The Milky Way (MW) stellar halo, containing debris from past accretion events, serves as a fossil record of hierarchical mass assembly. Due to their distinct properties, RR Lyrae stars (RRLs) serve as excellent tracers for identifying and characterising the halo's substructures. We analysed a sample of 4933 RRLs, for which we calculated the integrals of motion and orbital parameters. We applied the domain-informed novelty detection CLustering in Multiphase Boundaries (CLiMB) framework to identify RRL membership in the MW substructures. We analysed the metallicity distributions of RRLs in major accreted system remnants as a snapshot of their chemical evolutionary status during early epochs. We calculated the weighted mean metallicity ([Fe/H]) and the corresponding standard deviation for Gaia Sausage/Enceladus ([Fe/H] = $-1.57 \pm 0.25$ dex), Sequoia ([Fe/H] =$ -1.64\pm0.26$ dex), and the Helmi streams ([Fe/H] = $-1.66\pm0.19$ dex). The metallicity distribution of RRLs in Thamnos was found to be bimodal, with the metal-poor peak likely representing the genuine accreted Thamnos population ([Fe/H] = $-1.94\pm0.20$ dex), in agreement with recent works based on spectroscopic abundances. Our analysis shows that the substructures ED-1 and L-RL3 are highly contaminated by thick disc stars. However, the metal-poor tails in their metallicity distributions may be signatures of remnants from small accreted systems. We also identify over-densities of RRLs in correspondence with the recently reported substructures Shiva and Shakti, which we suggest are of in-situ origin. Finally, we applied the RRL-based mass-metallicity relation of galaxies to test the nature of the identified dynamical substructures.

Editorial analysis

A structured set of objections, weighed in public.

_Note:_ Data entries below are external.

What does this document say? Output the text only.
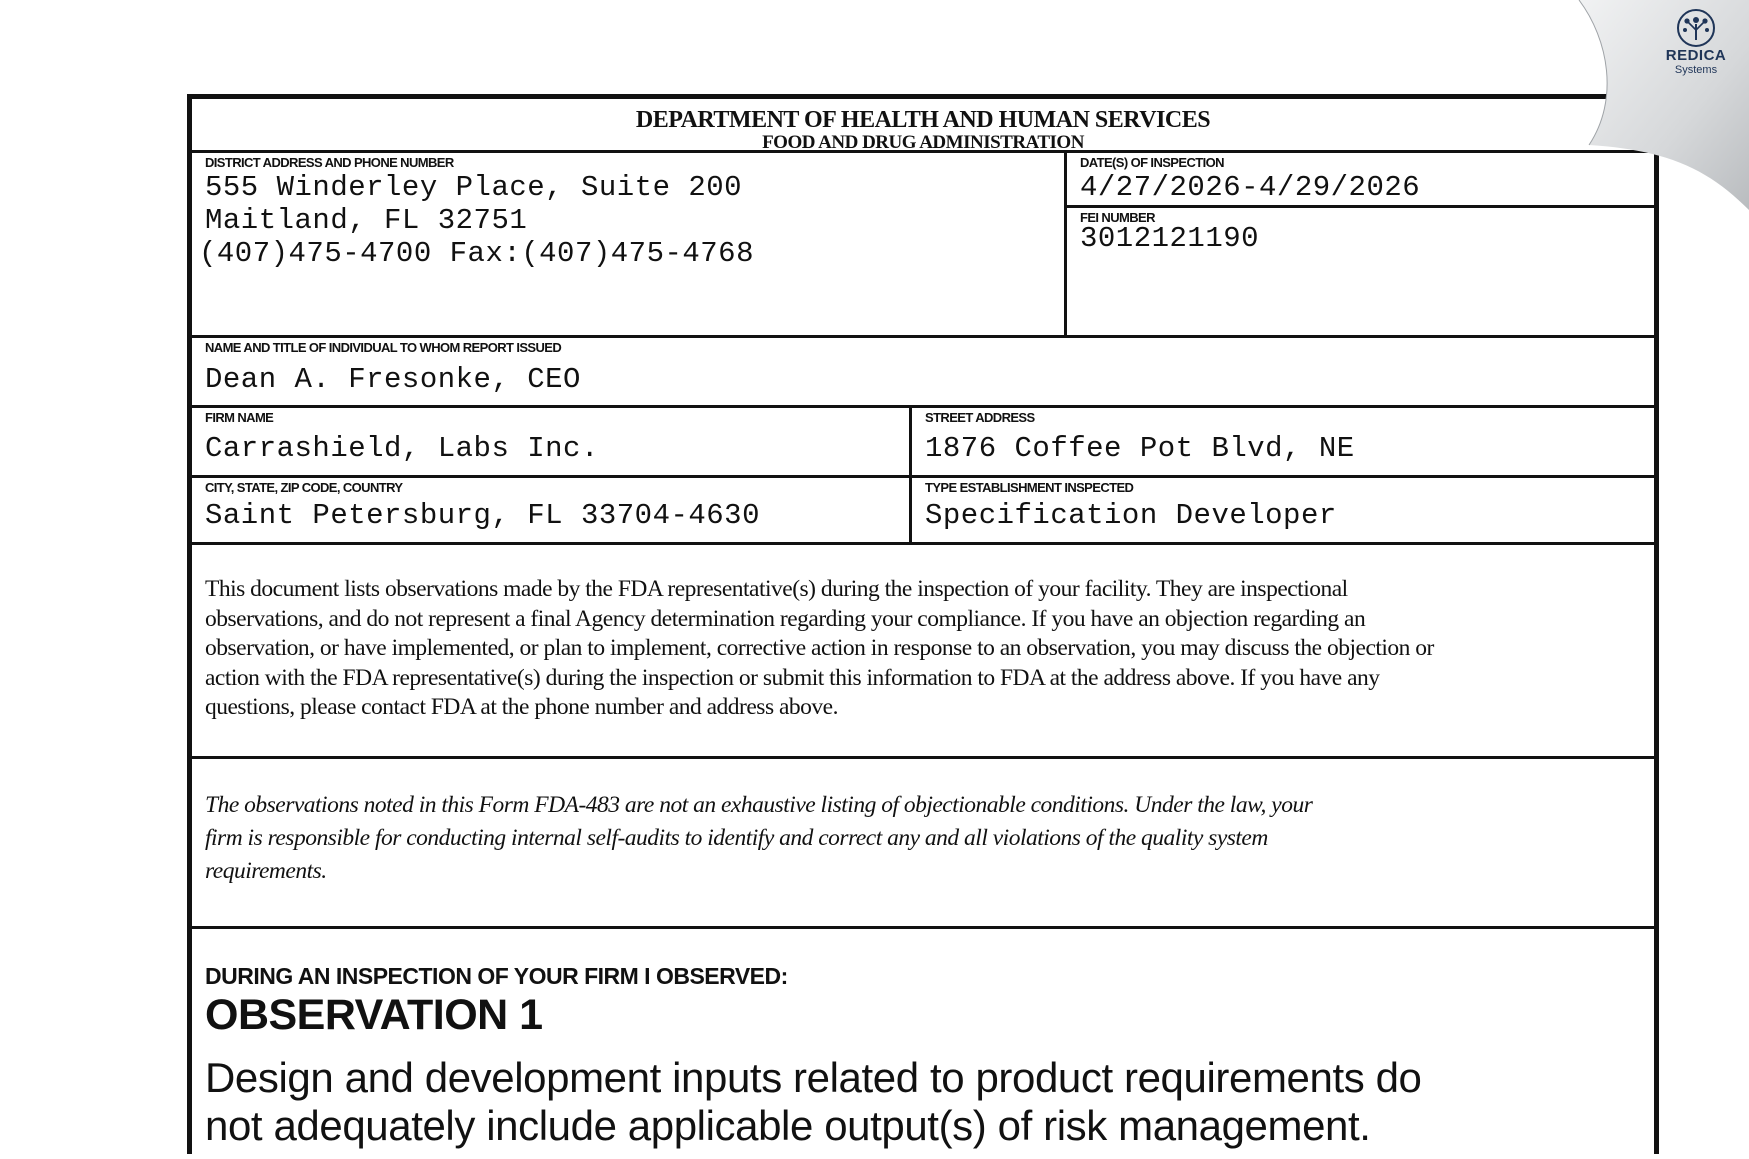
DEPARTMENT OF HEALTH AND HUMAN SERVICES
FOOD AND DRUG ADMINISTRATION
DISTRICT ADDRESS AND PHONE NUMBER
555 Winderley Place, Suite 200
Maitland, FL 32751
(407)475-4700 Fax:(407)475-4768
DATE(S) OF INSPECTION
4/27/2026-4/29/2026
FEI NUMBER
3012121190
NAME AND TITLE OF INDIVIDUAL TO WHOM REPORT ISSUED
Dean A. Fresonke, CEO
FIRM NAME
Carrashield, Labs Inc.
STREET ADDRESS
1876 Coffee Pot Blvd, NE
CITY, STATE, ZIP CODE, COUNTRY
Saint Petersburg, FL 33704-4630
TYPE ESTABLISHMENT INSPECTED
Specification Developer
This document lists observations made by the FDA representative(s) during the inspection of your facility. They are inspectional
observations, and do not represent a final Agency determination regarding your compliance. If you have an objection regarding an
observation, or have implemented, or plan to implement, corrective action in response to an observation, you may discuss the objection or
action with the FDA representative(s) during the inspection or submit this information to FDA at the address above. If you have any
questions, please contact FDA at the phone number and address above.
The observations noted in this Form FDA-483 are not an exhaustive listing of objectionable conditions. Under the law, your
firm is responsible for conducting internal self-audits to identify and correct any and all violations of the quality system
requirements.
DURING AN INSPECTION OF YOUR FIRM I OBSERVED:
OBSERVATION 1
Design and development inputs related to product requirements do
not adequately include applicable output(s) of risk management.
REDICA
Systems
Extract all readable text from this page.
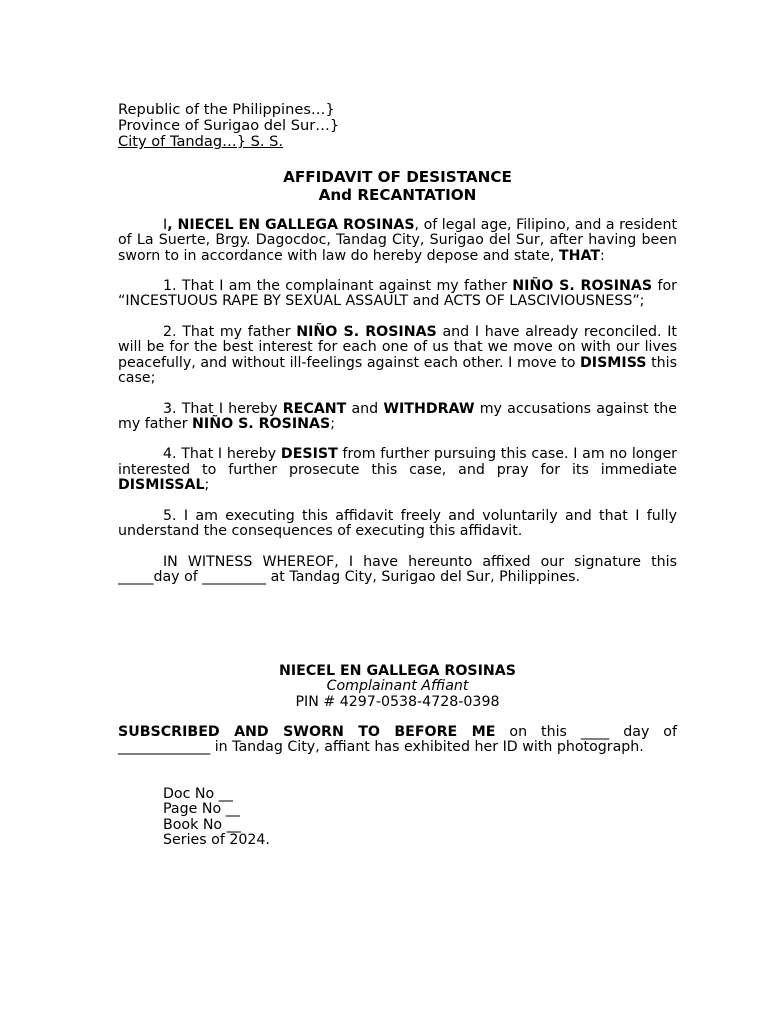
Republic of the Philippines…}
Province of Surigao del Sur…}
City of Tandag…} S. S.
AFFIDAVIT OF DESISTANCE
And RECANTATION

I, NIECEL EN GALLEGA ROSINAS, of legal age, Filipino, and a resident of La Suerte, Brgy. Dagocdoc, Tandag City, Surigao del Sur, after having been sworn to in accordance with law do hereby depose and state, THAT:

1. That I am the complainant against my father NIÑO S. ROSINAS for “INCESTUOUS RAPE BY SEXUAL ASSAULT and ACTS OF LASCIVIOUSNESS”;

2. That my father NIÑO S. ROSINAS and I have already reconciled. It will be for the best interest for each one of us that we move on with our lives peacefully, and without ill-feelings against each other. I move to DISMISS this case;

3. That I hereby RECANT and WITHDRAW my accusations against the my father NIÑO S. ROSINAS;

4. That I hereby DESIST from further pursuing this case. I am no longer interested to further prosecute this case, and pray for its immediate DISMISSAL;

5. I am executing this affidavit freely and voluntarily and that I fully understand the consequences of executing this affidavit.

IN WITNESS WHEREOF, I have hereunto affixed our signature this _____day of _________ at Tandag City, Surigao del Sur, Philippines.

NIECEL EN GALLEGA ROSINAS
Complainant Affiant
PIN # 4297-0538-4728-0398

SUBSCRIBED AND SWORN TO BEFORE ME on this ____ day of _____________ in Tandag City, affiant has exhibited her ID with photograph.

Doc No __
Page No __
Book No __
Series of 2024.
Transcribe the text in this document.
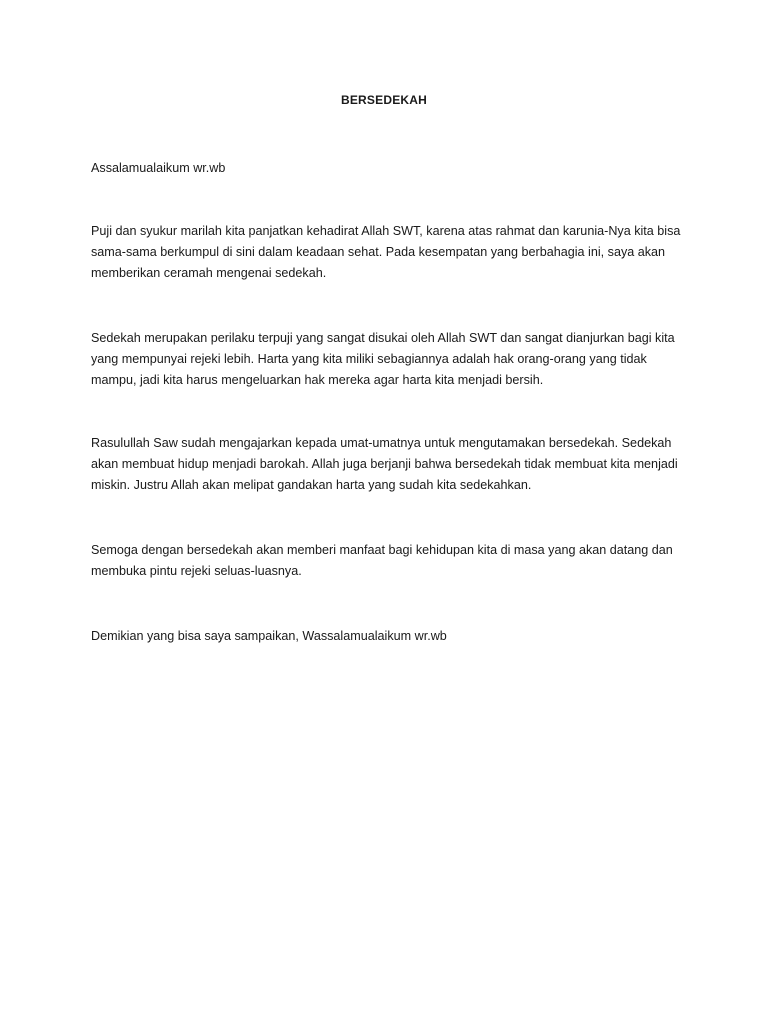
BERSEDEKAH

Assalamualaikum wr.wb

Puji dan syukur marilah kita panjatkan kehadirat Allah SWT, karena atas rahmat dan karunia-Nya kita bisa sama-sama berkumpul di sini dalam keadaan sehat. Pada kesempatan yang berbahagia ini, saya akan memberikan ceramah mengenai sedekah.

Sedekah merupakan perilaku terpuji yang sangat disukai oleh Allah SWT dan sangat dianjurkan bagi kita yang mempunyai rejeki lebih. Harta yang kita miliki sebagiannya adalah hak orang-orang yang tidak mampu, jadi kita harus mengeluarkan hak mereka agar harta kita menjadi bersih.

Rasulullah Saw sudah mengajarkan kepada umat-umatnya untuk mengutamakan bersedekah. Sedekah akan membuat hidup menjadi barokah. Allah juga berjanji bahwa bersedekah tidak membuat kita menjadi miskin. Justru Allah akan melipat gandakan harta yang sudah kita sedekahkan.

Semoga dengan bersedekah akan memberi manfaat bagi kehidupan kita di masa yang akan datang dan membuka pintu rejeki seluas-luasnya.

Demikian yang bisa saya sampaikan, Wassalamualaikum wr.wb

Desk editor's note, referee report, simulated authors' rebuttal, and a circularity audit. Tearing a paper down is the easy half of reading it; the pith above is the substance, this is the friction.

Referee Report

1 major / 1 minor

Summary. The manuscript analyzes a sample of 4933 RR Lyrae stars from Gaia DR3, computes integrals of motion and orbital parameters, and applies the CLiMB novelty-detection framework to assign memberships to Milky Way halo substructures. It reports weighted mean metallicities of [Fe/H] = −1.57±0.25 dex for Gaia Sausage/Enceladus, −1.64±0.26 dex for Sequoia, −1.66±0.19 dex for the Helmi streams, and a bimodal distribution for Thamnos with a metal-poor peak at −1.94±0.20 dex, while noting thick-disk contamination in ED-1 and L-RL3, suggesting in-situ origins for Shiva and Shakti, and testing a mass-metallicity relation.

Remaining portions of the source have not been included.